Colloquium

ABSTRACT: A set of n points evenly distributed on a spherical surface is called an Even Distribution (E). There are five E’s corresponding to n = 4, 6, 8, 12, and 20. My objective is to systematically establish extensions from the five basic E’s and to analyze them. The extensions I established are eleven First Generations of Even Distributions (E’), three Twisted E’s (TE’) and six String E’s (SE), plus an infinite number of Second Generations of E’s (E”). The calculations and analysis use 3-dimensional geometry. Practically, to study the structure and to perform calculations of E’s and E-extensions is to assume that every point of a figure is a small ball of radius 1 unit packed in a spherical container.

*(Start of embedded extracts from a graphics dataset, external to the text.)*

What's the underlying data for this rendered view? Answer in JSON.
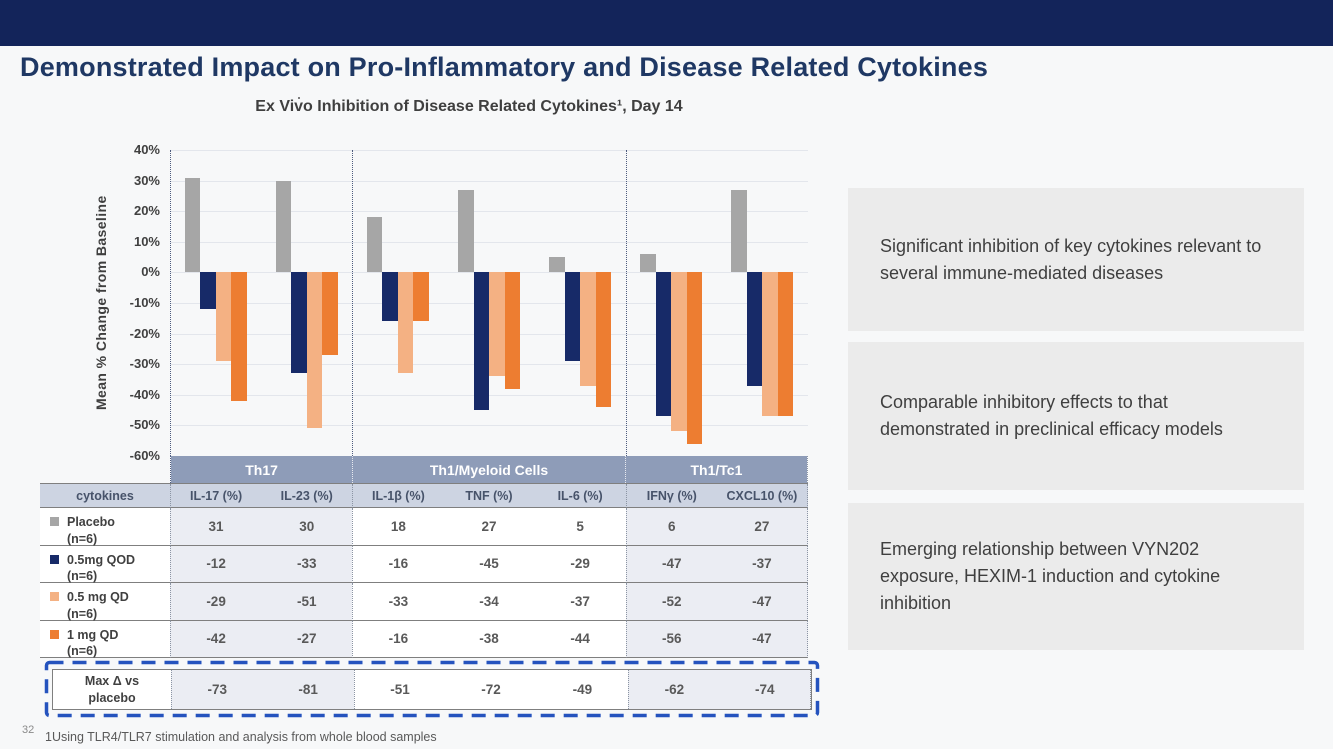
{
  "slide": {
    "title": "Demonstrated Impact on Pro-Inflammatory and Disease Related Cytokines",
    "page_number": "32",
    "footnote": "1Using TLR4/TLR7 stimulation and analysis from whole blood samples"
  },
  "chart_data": {
    "type": "bar",
    "title": "Ex Vivo Inhibition of Disease Related Cytokines¹, Day 14",
    "xlabel": "",
    "ylabel": "Mean % Change from Baseline",
    "ylim": [
      -60,
      40
    ],
    "ytick_step": 10,
    "ytick_labels": [
      "40%",
      "30%",
      "20%",
      "10%",
      "0%",
      "-10%",
      "-20%",
      "-30%",
      "-40%",
      "-50%",
      "-60%"
    ],
    "grid": true,
    "legend_position": "table-rows",
    "categories": [
      "IL-17 (%)",
      "IL-23 (%)",
      "IL-1β (%)",
      "TNF (%)",
      "IL-6 (%)",
      "IFNγ (%)",
      "CXCL10 (%)"
    ],
    "groups": [
      {
        "label": "Th17",
        "span": 2
      },
      {
        "label": "Th1/Myeloid Cells",
        "span": 3
      },
      {
        "label": "Th1/Tc1",
        "span": 2
      }
    ],
    "series": [
      {
        "name": "Placebo (n=6)",
        "color": "#A6A6A6",
        "values": [
          31,
          30,
          18,
          27,
          5,
          6,
          27
        ]
      },
      {
        "name": "0.5mg QOD (n=6)",
        "color": "#172A68",
        "values": [
          -12,
          -33,
          -16,
          -45,
          -29,
          -47,
          -37
        ]
      },
      {
        "name": "0.5 mg QD (n=6)",
        "color": "#F4B183",
        "values": [
          -29,
          -51,
          -33,
          -34,
          -37,
          -52,
          -47
        ]
      },
      {
        "name": "1 mg QD (n=6)",
        "color": "#ED7D31",
        "values": [
          -42,
          -27,
          -16,
          -38,
          -44,
          -56,
          -47
        ]
      }
    ]
  },
  "table": {
    "corner_header": "cytokines",
    "column_headers": [
      "IL-17 (%)",
      "IL-23 (%)",
      "IL-1β (%)",
      "TNF (%)",
      "IL-6 (%)",
      "IFNγ (%)",
      "CXCL10 (%)"
    ],
    "shaded_columns": [
      0,
      1,
      5,
      6
    ],
    "group_start_columns": [
      0,
      2,
      5
    ],
    "rows": [
      {
        "label": "Placebo",
        "sublabel": "(n=6)",
        "swatch": "#A6A6A6",
        "values": [
          "31",
          "30",
          "18",
          "27",
          "5",
          "6",
          "27"
        ]
      },
      {
        "label": "0.5mg QOD",
        "sublabel": "(n=6)",
        "swatch": "#172A68",
        "values": [
          "-12",
          "-33",
          "-16",
          "-45",
          "-29",
          "-47",
          "-37"
        ]
      },
      {
        "label": "0.5 mg QD",
        "sublabel": "(n=6)",
        "swatch": "#F4B183",
        "values": [
          "-29",
          "-51",
          "-33",
          "-34",
          "-37",
          "-52",
          "-47"
        ]
      },
      {
        "label": "1 mg QD",
        "sublabel": "(n=6)",
        "swatch": "#ED7D31",
        "values": [
          "-42",
          "-27",
          "-16",
          "-38",
          "-44",
          "-56",
          "-47"
        ]
      }
    ],
    "max_row": {
      "label": "Max Δ vs",
      "sublabel": "placebo",
      "values": [
        "-73",
        "-81",
        "-51",
        "-72",
        "-49",
        "-62",
        "-74"
      ]
    }
  },
  "right_panels": [
    {
      "text": "Significant inhibition of key cytokines relevant to several immune-mediated diseases"
    },
    {
      "text": "Comparable inhibitory effects to that demonstrated in preclinical efficacy models"
    },
    {
      "text": "Emerging relationship between VYN202 exposure, HEXIM-1 induction and cytokine inhibition"
    }
  ],
  "colors": {
    "header_bar": "#13245A",
    "title": "#1F3864",
    "band_bg": "#8E9CB8",
    "table_header_bg": "#CDD4E2",
    "shaded_cell_bg": "#EBEDF3",
    "panel_bg": "#EBEBEB",
    "dashed_highlight": "#2553BE",
    "gridline": "#E3E6EC"
  }
}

This induces the study of even distributions and their extensions into spherical ball packing. The essential rule of ball packing is to pack all balls under a criterion that every ball should be in a state of having absolute 0 degree of freedom in motion. This regulates the arrangement and the structure of a pack. A pack with every ball under such a state is called a well-bound (WB) pack. There are five WB criteria that an E or E-extension should satisfy. All figures of E’s and E-extensions have all their points floating on a spherical surface. This kind of packing is called a “Floating E-Packing”. My goal is to establish and study the structure of E’s and their extensions, and is not to find a smallest container for a certain number of balls. Any WB pack system is worth analyzing. The spherical ball packing covers more than just the floating E-packing. There is a parallel packing to the floating E-packing, called solid E-packing. There is also an independent class of spherical ball packing called intruding packing, which is an asymmetric packing. These will be my succeeding studies.